Absolutely! Just fill cupcake liners about two-thirds full and bake for 18-22 minutes at 350°F. Keep a close eye toward the end to avoid overbaking, and you’ll have charming blueberry lemonade cupcakes that burst with flavor.
Is this cake gluten-free or can it be made gluten-free?
This recipe calls for all-purpose flour, but you can substitute a gluten-free flour blend designed for baking in equal parts. Make sure the blend contains xanthan gum for structure, and be mindful the texture may be slightly different but still delicious.
Why do we toss blueberries in flour before adding them?
Tossing blueberries in flour helps prevent them from sinking to the bottom of the cake during baking. The flour coating creates a barrier so the berries stay suspended evenly throughout the cake, giving you those delightful fruity pockets in every bite.
Final Thoughts
You’re going to fall in love with how easy and wonderfully flavorful this Blueberry Lemonade Buttermilk Cake Recipe is to make. It strikes the perfect balance between fresh, tangy brightness and rich, tender sweetness, making it a wonderful cake to share with family or friends anytime. I can’t wait for you to bake it and savor each joyful bite!
Print
Blueberry Lemonade Buttermilk Cake Recipe
- Prep Time: 15 minutes
- Cook Time: 40 minutes
- Total Time: 55 minutes
- Yield: 8 servings
- Category: Dessert
- Method: Baking
- Cuisine: American
Description
This Blueberry Lemonade Buttermilk Cake is a moist and tender dessert bursting with fresh blueberries and bright lemon flavors. The cake is made with buttermilk for extra moisture and a subtle tang, complemented by lemon zest and juice for a refreshing citrus note. Perfect for spring and summer gatherings, this cake is easy to make and sure to delight with its light crumb and fruity bursts in every bite.
Ingredients
Dry Ingredients
- 2 ½ cups all-purpose flour
- 2 teaspoons baking powder
- ½ teaspoon baking soda
- ¼ teaspoon salt
Wet Ingredients
- 1 cup buttermilk, room temperature
- 1 cup granulated sugar
- ½ cup unsalted butter, softened
- 3 large eggs, room temperature
- Zest of 2 lemons
- ¼ cup fresh lemon juice
- 2 teaspoons vanilla extract
Fruit
- 1 ½ cups fresh blueberries
Instructions
- Prepare Your Ingredients: Gather all your ingredients. Preheat your oven to 350°F (175°C). Grease and flour a 9-inch round cake pan to ensure the cake releases easily after baking.
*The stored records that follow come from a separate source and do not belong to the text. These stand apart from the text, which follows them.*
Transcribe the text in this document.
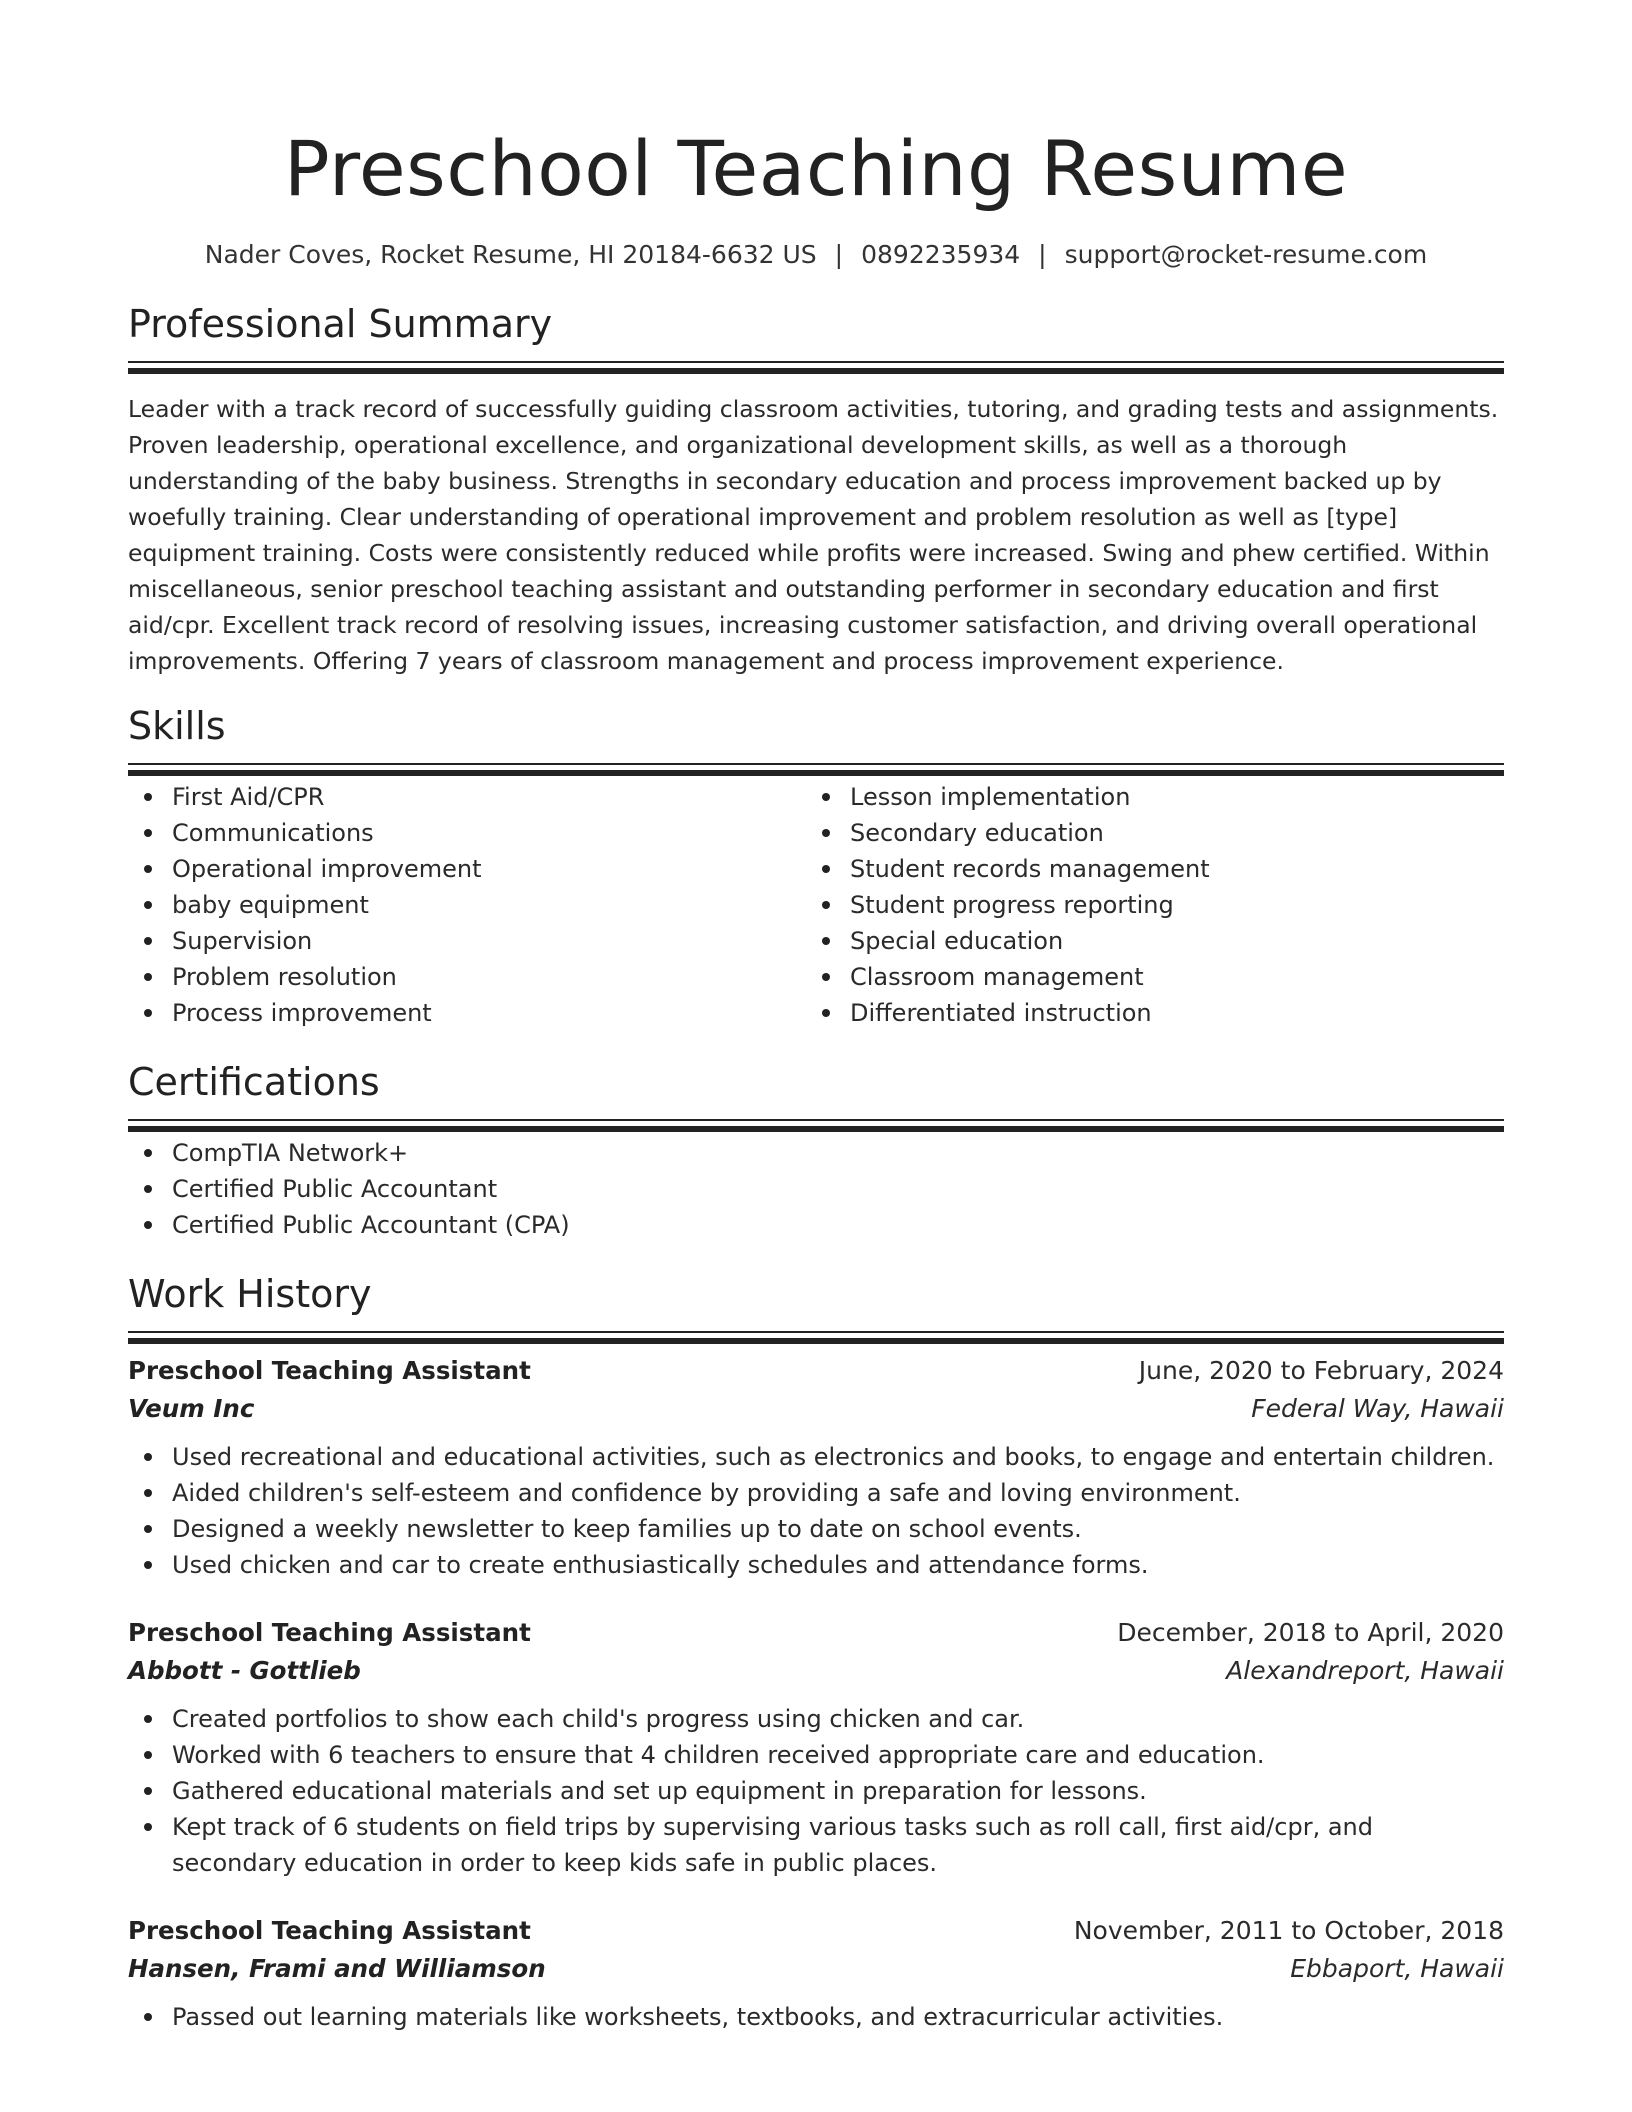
Preschool Teaching Resume
Nader Coves, Rocket Resume, HI 20184-6632 US | 0892235934 | support@rocket-resume.com
Professional Summary

Leader with a track record of successfully guiding classroom activities, tutoring, and grading tests and assignments. Proven leadership, operational excellence, and organizational development skills, as well as a thorough understanding of the baby business. Strengths in secondary education and process improvement backed up by woefully training. Clear understanding of operational improvement and problem resolution as well as [type] equipment training. Costs were consistently reduced while profits were increased. Swing and phew certified. Within miscellaneous, senior preschool teaching assistant and outstanding performer in secondary education and first aid/cpr. Excellent track record of resolving issues, increasing customer satisfaction, and driving overall operational improvements. Offering 7 years of classroom management and process improvement experience.

Skills
First Aid/CPR
Communications
Operational improvement
baby equipment
Supervision
Problem resolution
Process improvement
Lesson implementation
Secondary education
Student records management
Student progress reporting
Special education
Classroom management
Differentiated instruction
Certifications
CompTIA Network+
Certified Public Accountant
Certified Public Accountant (CPA)
Work History
Preschool Teaching Assistant	June, 2020 to February, 2024
Veum Inc	Federal Way, Hawaii
Used recreational and educational activities, such as electronics and books, to engage and entertain children.
Aided children's self-esteem and confidence by providing a safe and loving environment.
Designed a weekly newsletter to keep families up to date on school events.
Used chicken and car to create enthusiastically schedules and attendance forms.
Preschool Teaching Assistant	December, 2018 to April, 2020
Abbott - Gottlieb	Alexandreport, Hawaii
Created portfolios to show each child's progress using chicken and car.
Worked with 6 teachers to ensure that 4 children received appropriate care and education.
Gathered educational materials and set up equipment in preparation for lessons.
Kept track of 6 students on field trips by supervising various tasks such as roll call, first aid/cpr, and secondary education in order to keep kids safe in public places.
Preschool Teaching Assistant	November, 2011 to October, 2018
Hansen, Frami and Williamson	Ebbaport, Hawaii
Passed out learning materials like worksheets, textbooks, and extracurricular activities.
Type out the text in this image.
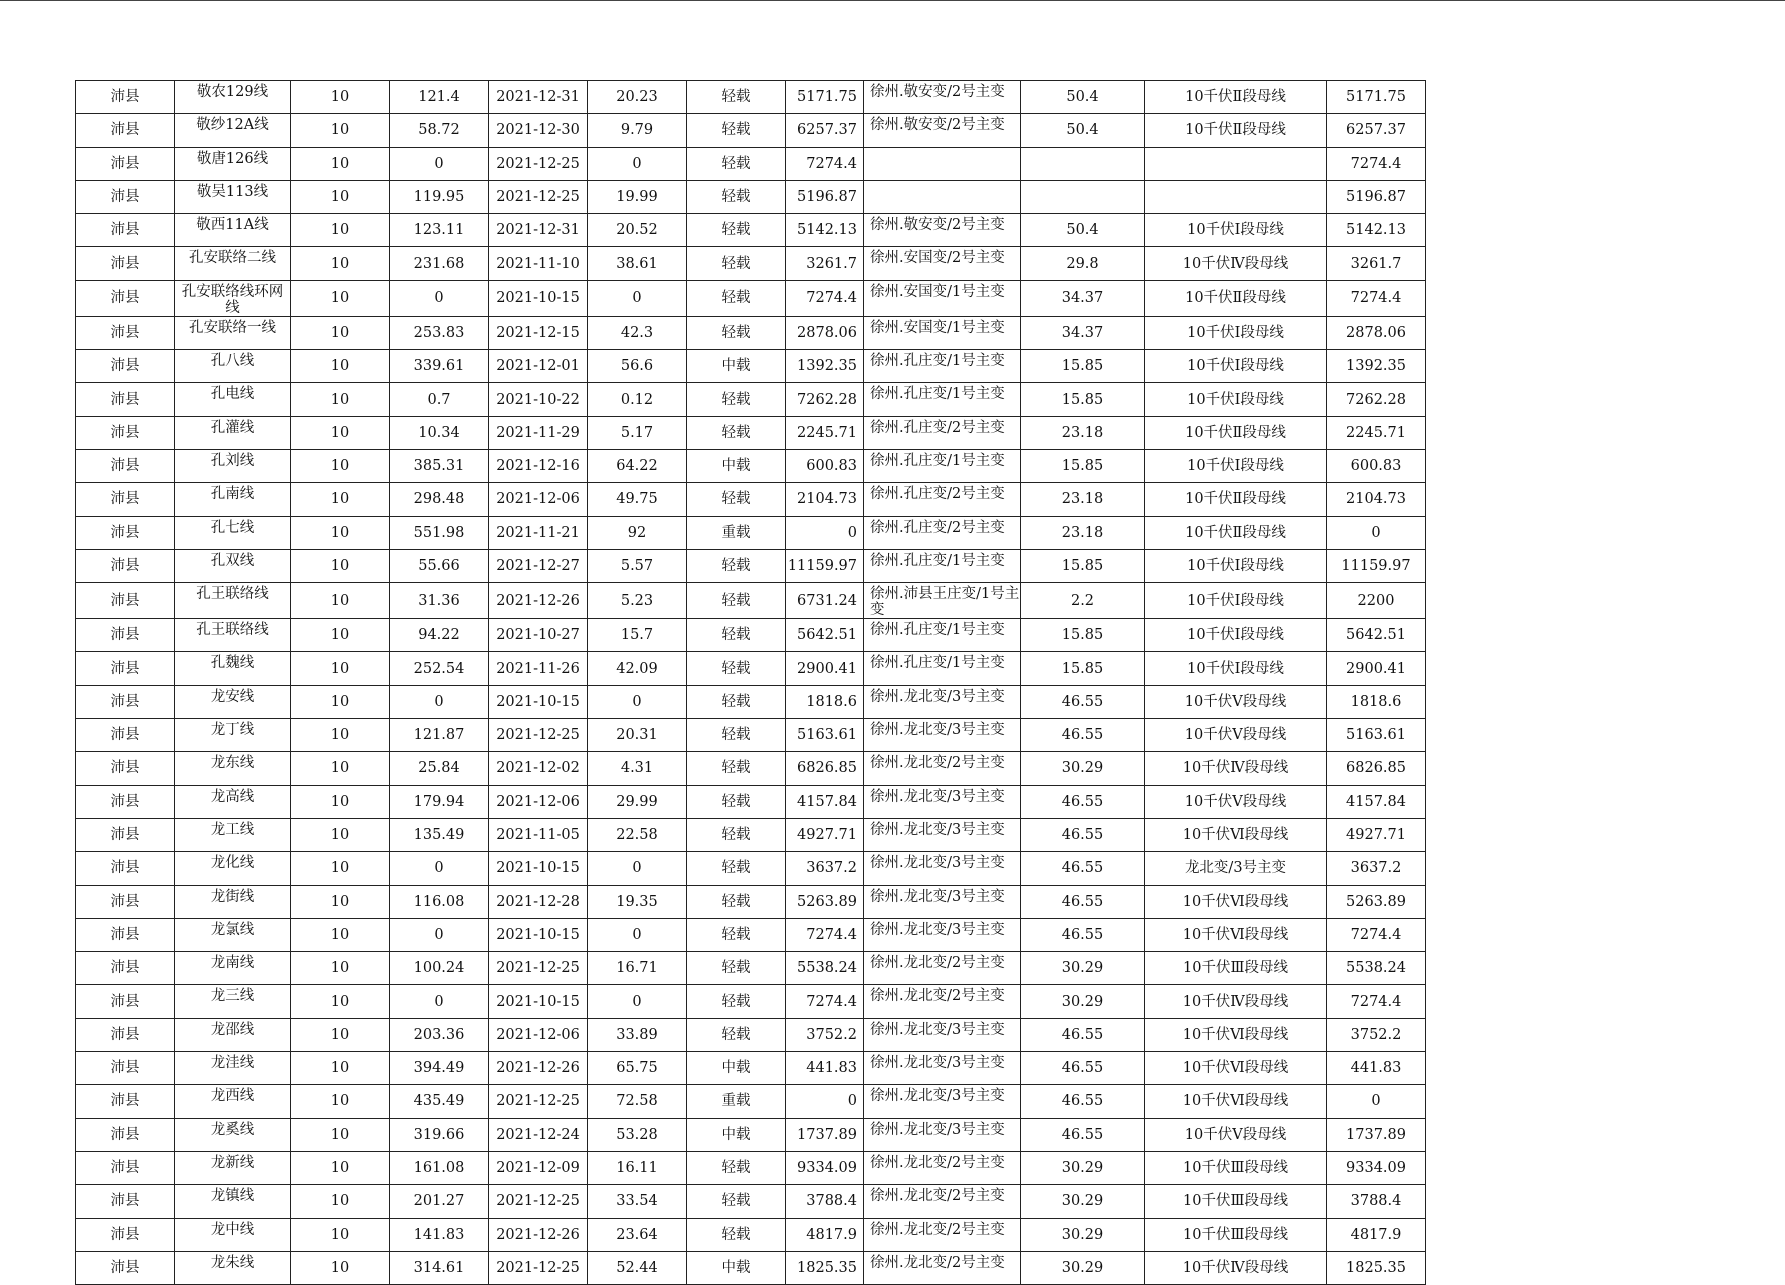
沛县	敬农129线	10	121.4	2021-12-31	20.23	轻载	5171.75	徐州.敬安变/2号主变	50.4	10千伏Ⅱ段母线	5171.75
沛县	敬纱12A线	10	58.72	2021-12-30	9.79	轻载	6257.37	徐州.敬安变/2号主变	50.4	10千伏Ⅱ段母线	6257.37
沛县	敬唐126线	10	0	2021-12-25	0	轻载	7274.4				7274.4
沛县	敬吴113线	10	119.95	2021-12-25	19.99	轻载	5196.87				5196.87
沛县	敬西11A线	10	123.11	2021-12-31	20.52	轻载	5142.13	徐州.敬安变/2号主变	50.4	10千伏Ⅰ段母线	5142.13
沛县	孔安联络二线	10	231.68	2021-11-10	38.61	轻载	3261.7	徐州.安国变/2号主变	29.8	10千伏Ⅳ段母线	3261.7
沛县	孔安联络线环网线	10	0	2021-10-15	0	轻载	7274.4	徐州.安国变/1号主变	34.37	10千伏Ⅱ段母线	7274.4
沛县	孔安联络一线	10	253.83	2021-12-15	42.3	轻载	2878.06	徐州.安国变/1号主变	34.37	10千伏Ⅰ段母线	2878.06
沛县	孔八线	10	339.61	2021-12-01	56.6	中载	1392.35	徐州.孔庄变/1号主变	15.85	10千伏Ⅰ段母线	1392.35
沛县	孔电线	10	0.7	2021-10-22	0.12	轻载	7262.28	徐州.孔庄变/1号主变	15.85	10千伏Ⅰ段母线	7262.28
沛县	孔灌线	10	10.34	2021-11-29	5.17	轻载	2245.71	徐州.孔庄变/2号主变	23.18	10千伏Ⅱ段母线	2245.71
沛县	孔刘线	10	385.31	2021-12-16	64.22	中载	600.83	徐州.孔庄变/1号主变	15.85	10千伏Ⅰ段母线	600.83
沛县	孔南线	10	298.48	2021-12-06	49.75	轻载	2104.73	徐州.孔庄变/2号主变	23.18	10千伏Ⅱ段母线	2104.73
沛县	孔七线	10	551.98	2021-11-21	92	重载	0	徐州.孔庄变/2号主变	23.18	10千伏Ⅱ段母线	0
沛县	孔双线	10	55.66	2021-12-27	5.57	轻载	11159.97	徐州.孔庄变/1号主变	15.85	10千伏Ⅰ段母线	11159.97
沛县	孔王联络线	10	31.36	2021-12-26	5.23	轻载	6731.24	徐州.沛县王庄变/1号主变	2.2	10千伏Ⅰ段母线	2200
沛县	孔王联络线	10	94.22	2021-10-27	15.7	轻载	5642.51	徐州.孔庄变/1号主变	15.85	10千伏Ⅰ段母线	5642.51
沛县	孔魏线	10	252.54	2021-11-26	42.09	轻载	2900.41	徐州.孔庄变/1号主变	15.85	10千伏Ⅰ段母线	2900.41
沛县	龙安线	10	0	2021-10-15	0	轻载	1818.6	徐州.龙北变/3号主变	46.55	10千伏Ⅴ段母线	1818.6
沛县	龙丁线	10	121.87	2021-12-25	20.31	轻载	5163.61	徐州.龙北变/3号主变	46.55	10千伏Ⅴ段母线	5163.61
沛县	龙东线	10	25.84	2021-12-02	4.31	轻载	6826.85	徐州.龙北变/2号主变	30.29	10千伏Ⅳ段母线	6826.85
沛县	龙高线	10	179.94	2021-12-06	29.99	轻载	4157.84	徐州.龙北变/3号主变	46.55	10千伏Ⅴ段母线	4157.84
沛县	龙工线	10	135.49	2021-11-05	22.58	轻载	4927.71	徐州.龙北变/3号主变	46.55	10千伏Ⅵ段母线	4927.71
沛县	龙化线	10	0	2021-10-15	0	轻载	3637.2	徐州.龙北变/3号主变	46.55	龙北变/3号主变	3637.2
沛县	龙街线	10	116.08	2021-12-28	19.35	轻载	5263.89	徐州.龙北变/3号主变	46.55	10千伏Ⅵ段母线	5263.89
沛县	龙氯线	10	0	2021-10-15	0	轻载	7274.4	徐州.龙北变/3号主变	46.55	10千伏Ⅵ段母线	7274.4
沛县	龙南线	10	100.24	2021-12-25	16.71	轻载	5538.24	徐州.龙北变/2号主变	30.29	10千伏Ⅲ段母线	5538.24
沛县	龙三线	10	0	2021-10-15	0	轻载	7274.4	徐州.龙北变/2号主变	30.29	10千伏Ⅳ段母线	7274.4
沛县	龙邵线	10	203.36	2021-12-06	33.89	轻载	3752.2	徐州.龙北变/3号主变	46.55	10千伏Ⅵ段母线	3752.2
沛县	龙洼线	10	394.49	2021-12-26	65.75	中载	441.83	徐州.龙北变/3号主变	46.55	10千伏Ⅵ段母线	441.83
沛县	龙西线	10	435.49	2021-12-25	72.58	重载	0	徐州.龙北变/3号主变	46.55	10千伏Ⅵ段母线	0
沛县	龙奚线	10	319.66	2021-12-24	53.28	中载	1737.89	徐州.龙北变/3号主变	46.55	10千伏Ⅴ段母线	1737.89
沛县	龙新线	10	161.08	2021-12-09	16.11	轻载	9334.09	徐州.龙北变/2号主变	30.29	10千伏Ⅲ段母线	9334.09
沛县	龙镇线	10	201.27	2021-12-25	33.54	轻载	3788.4	徐州.龙北变/2号主变	30.29	10千伏Ⅲ段母线	3788.4
沛县	龙中线	10	141.83	2021-12-26	23.64	轻载	4817.9	徐州.龙北变/2号主变	30.29	10千伏Ⅲ段母线	4817.9
沛县	龙朱线	10	314.61	2021-12-25	52.44	中载	1825.35	徐州.龙北变/2号主变	30.29	10千伏Ⅳ段母线	1825.35
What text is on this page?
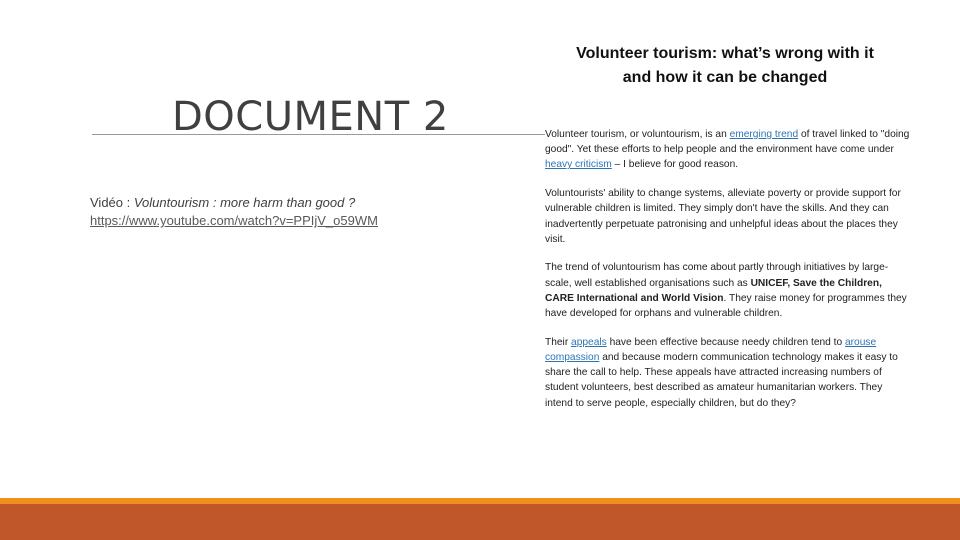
DOCUMENT 2
Vidéo : Voluntourism : more harm than good ?
https://www.youtube.com/watch?v=PPIjV_o59WM
Volunteer tourism: what’s wrong with it
and how it can be changed

Volunteer tourism, or voluntourism, is an emerging trend of travel linked to "doing good". Yet these efforts to help people and the environment have come under heavy criticism – I believe for good reason.

Voluntourists' ability to change systems, alleviate poverty or provide support for vulnerable children is limited. They simply don't have the skills. And they can inadvertently perpetuate patronising and unhelpful ideas about the places they visit.

The trend of voluntourism has come about partly through initiatives by large-scale, well established organisations such as UNICEF, Save the Children, CARE International and World Vision. They raise money for programmes they have developed for orphans and vulnerable children.

Their appeals have been effective because needy children tend to arouse compassion and because modern communication technology makes it easy to share the call to help. These appeals have attracted increasing numbers of student volunteers, best described as amateur humanitarian workers. They intend to serve people, especially children, but do they?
- Mix Dry Ingredients: In a medium bowl, whisk together the all-purpose flour, baking powder, baking soda, and salt until evenly combined to ensure consistent leavening.
- Cream Butter and Sugar: Using an electric mixer, cream the softened unsalted butter and granulated sugar on medium speed for 3 to 5 minutes until the mixture is light and fluffy. This will help incorporate air for a lighter cake texture.
- Add Eggs, Lemon, and Vanilla: Beat in the eggs one at a time, making sure each egg is fully incorporated before adding the next. Then mix in the lemon zest, fresh lemon juice, and vanilla extract to infuse the batter with bright citrus flavor.
- Incorporate Dry Ingredients Alternately with Buttermilk: Add the dry ingredient mixture and buttermilk alternately to the butter mixture, starting and ending with the dry ingredients. Mix gently after each addition, being careful not to overmix to keep the batter tender.
- Fold in Blueberries: Toss the fresh blueberries with a small amount of flour to prevent them from sinking during baking. Then gently fold the blueberries into the batter using a spatula, preserving their shape and freshness.
- Bake the Cake: Pour the batter into the prepared cake pan and smooth the top. Bake in the preheated oven for 35 to 40 minutes, or until a toothpick inserted in the center comes out clean. Allow the cake to cool in the pan for 10 minutes before transferring to a wire rack to cool completely.
Notes
- Make sure all ingredients are at room temperature for best mixing results.
- To prevent blueberries from sinking, tossing them in flour is essential.
- You can substitute fresh blueberries with frozen ones but do not thaw before folding into batter.
- For an extra touch, dust the cooled cake with powdered sugar or drizzle with a lemon glaze.
- Store any leftovers in an airtight container at room temperature for up to 3 days or refrigerate for up to a week.